Haro sur la grippe aviaire
Depuis l’annonce de la
découverte de virus H5N1 en Egypte, l’état d’alerte a été déclaré dans tous les
gouvernorats. Un comité national de lutte contre la grippe aviaire a été formé
de représentants des ministères concernés ainsi que de spécialistes. Il avait
le rôle de lutter contre cette épidémie. Plusieurs mesures ont été prises :
abattre toutes les volailles se trouvant à proximité des zones où ont été
trouvés des échantillons de tests positifs, l’arrêt de la vente et le transport
des oiseaux d’intérieur et la fermeture de tous les magasins de vente des
volatiles. Les mesures d’abattage, les restrictions prises par les autorités et
la peur des consommateurs ont d’ores et déjà provoqué de pertes quotidiennes de
10 millions de livres égyptiennes. Aussi plusieurs activités ont été affectées
par le virus et des milliers ont perdu leur gagne-pain. Ainsi les éleveurs et
commerçants ont manifesté devant l’Asssemblée du peuple pour demander au
gouvernement de leur trouver une solution. Celui-ci a promis des indemnisations
tout en appelant les médias à assumer leur responsabilité dans la
sensibilisation.
Le grand retour de Maximos
En juillet 2006, le prêtre
dissident Maximos Ier, alias Max Michel, a annoncé la fondation de sa propre
église. Ses problèmes avec l’église mère datent de plusieurs décennies. Alors
qu’il faisait des études de théologie dans l’école du clergé, ses critiques
ininterrompues contre la hiérarchie ecclésiastique, lui ont valu l’interdiction
de prêcher parmi les fidèles. Lorsque les pressions se sont accentuées, il a
décidé de se tourner vers une autre église orthodoxe susceptible de lui donner
plus de liberté. Après des années passées aux Etats-Unis, il a ressurgi avec sa
nouvelle congrégation « parallèle » à l’église copte.

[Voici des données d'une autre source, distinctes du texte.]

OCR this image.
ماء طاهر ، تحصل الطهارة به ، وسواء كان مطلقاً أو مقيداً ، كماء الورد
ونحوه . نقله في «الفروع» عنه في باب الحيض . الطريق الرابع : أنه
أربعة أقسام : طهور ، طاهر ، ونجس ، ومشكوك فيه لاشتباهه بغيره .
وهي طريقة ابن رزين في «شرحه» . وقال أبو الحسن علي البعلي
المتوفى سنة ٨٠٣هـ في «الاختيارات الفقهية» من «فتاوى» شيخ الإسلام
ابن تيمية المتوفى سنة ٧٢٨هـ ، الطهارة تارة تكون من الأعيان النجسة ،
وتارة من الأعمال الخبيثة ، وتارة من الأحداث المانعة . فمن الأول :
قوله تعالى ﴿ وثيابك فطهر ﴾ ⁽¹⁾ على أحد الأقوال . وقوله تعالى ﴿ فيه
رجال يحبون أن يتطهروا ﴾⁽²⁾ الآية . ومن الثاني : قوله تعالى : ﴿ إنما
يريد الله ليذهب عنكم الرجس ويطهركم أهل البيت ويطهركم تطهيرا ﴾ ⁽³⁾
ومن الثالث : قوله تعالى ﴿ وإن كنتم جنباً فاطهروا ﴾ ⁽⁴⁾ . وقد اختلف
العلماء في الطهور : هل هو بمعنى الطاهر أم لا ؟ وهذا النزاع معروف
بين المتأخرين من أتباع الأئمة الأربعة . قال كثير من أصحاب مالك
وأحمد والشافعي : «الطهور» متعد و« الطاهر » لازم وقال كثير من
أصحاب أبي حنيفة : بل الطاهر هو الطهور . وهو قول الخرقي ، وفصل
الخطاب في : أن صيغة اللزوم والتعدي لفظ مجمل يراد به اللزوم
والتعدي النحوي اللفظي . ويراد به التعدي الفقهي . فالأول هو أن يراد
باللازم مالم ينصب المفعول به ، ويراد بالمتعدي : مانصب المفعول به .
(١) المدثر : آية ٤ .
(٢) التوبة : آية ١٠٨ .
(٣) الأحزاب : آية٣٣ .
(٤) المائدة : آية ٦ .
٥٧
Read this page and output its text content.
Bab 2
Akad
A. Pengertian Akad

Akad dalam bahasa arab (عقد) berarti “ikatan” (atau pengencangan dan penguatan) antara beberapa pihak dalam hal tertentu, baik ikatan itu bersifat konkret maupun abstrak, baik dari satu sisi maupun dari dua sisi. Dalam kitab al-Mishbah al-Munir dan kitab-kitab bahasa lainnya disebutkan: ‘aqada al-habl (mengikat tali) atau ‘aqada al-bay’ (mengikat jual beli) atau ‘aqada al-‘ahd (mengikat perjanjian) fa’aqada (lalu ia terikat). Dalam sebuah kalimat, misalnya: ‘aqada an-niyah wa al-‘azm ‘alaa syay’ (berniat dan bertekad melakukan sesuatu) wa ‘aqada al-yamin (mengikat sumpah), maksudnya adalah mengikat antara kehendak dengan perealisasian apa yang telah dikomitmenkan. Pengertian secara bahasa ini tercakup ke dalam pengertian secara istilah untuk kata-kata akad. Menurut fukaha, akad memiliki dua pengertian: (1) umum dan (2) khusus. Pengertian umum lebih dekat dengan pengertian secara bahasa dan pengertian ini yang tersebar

Si Maximos et sa pensée ont été
refusés par les milieux coptes, son affaire a ouvert le débat sur la
démocratisation de l’église de sorte à tolérer les différences. Pas question
pour le moment .
Confessions à couteaux tirés
Le mois d’avril a témoigné d’un
triple attentat à l’arme blanche contre les fidèles de trois églises
d’Alexandrie. Bilan, un mort et cinq blessés. Le criminel, un « déséquilibré
mental » selon la police, est âgé de 25 ans. Il a fait irruption dans trois
églises, l’une à la suite de l’autre, avant d’être arrêté. Suite à cette
attaque des affrontements sanglants ont eu lieu entre coptes et musulmans dans
la ville, faisant un mort et de nombreux blessés. Ces événements ont fait
craindre le spectre du retour des affrontements des années 1970. Officiellement,
pourtant, l’affaire a été considérée comme un acte insignifiant et isolé, qui
plus est, l’œuvre d’un « déséquilibré mental » .
Le scoop présidentiel
Sous le soleil brûlant d’un jour
d’été, des dizaines de journalistes défilent dans les rues du centre-ville en
direction du syndicat. Toujours pancartes à la main et aux cris : « Nous
voulons une presse libre ». Le Parlement est en train de débattre un nouveau
projet de loi sur la publication, stipulant la peine de prison pour les cas
d’atteinte à l’intégrité financière. Ce jour-là, 28 journaux se sont éclipsés
en signe de protestation contre l’adoption de la nouvelle loi qui n’est plus
qu’une affaire de temps. Coup de théâtre : le président Moubarak intervient et
demande l’annulation de l’article en question.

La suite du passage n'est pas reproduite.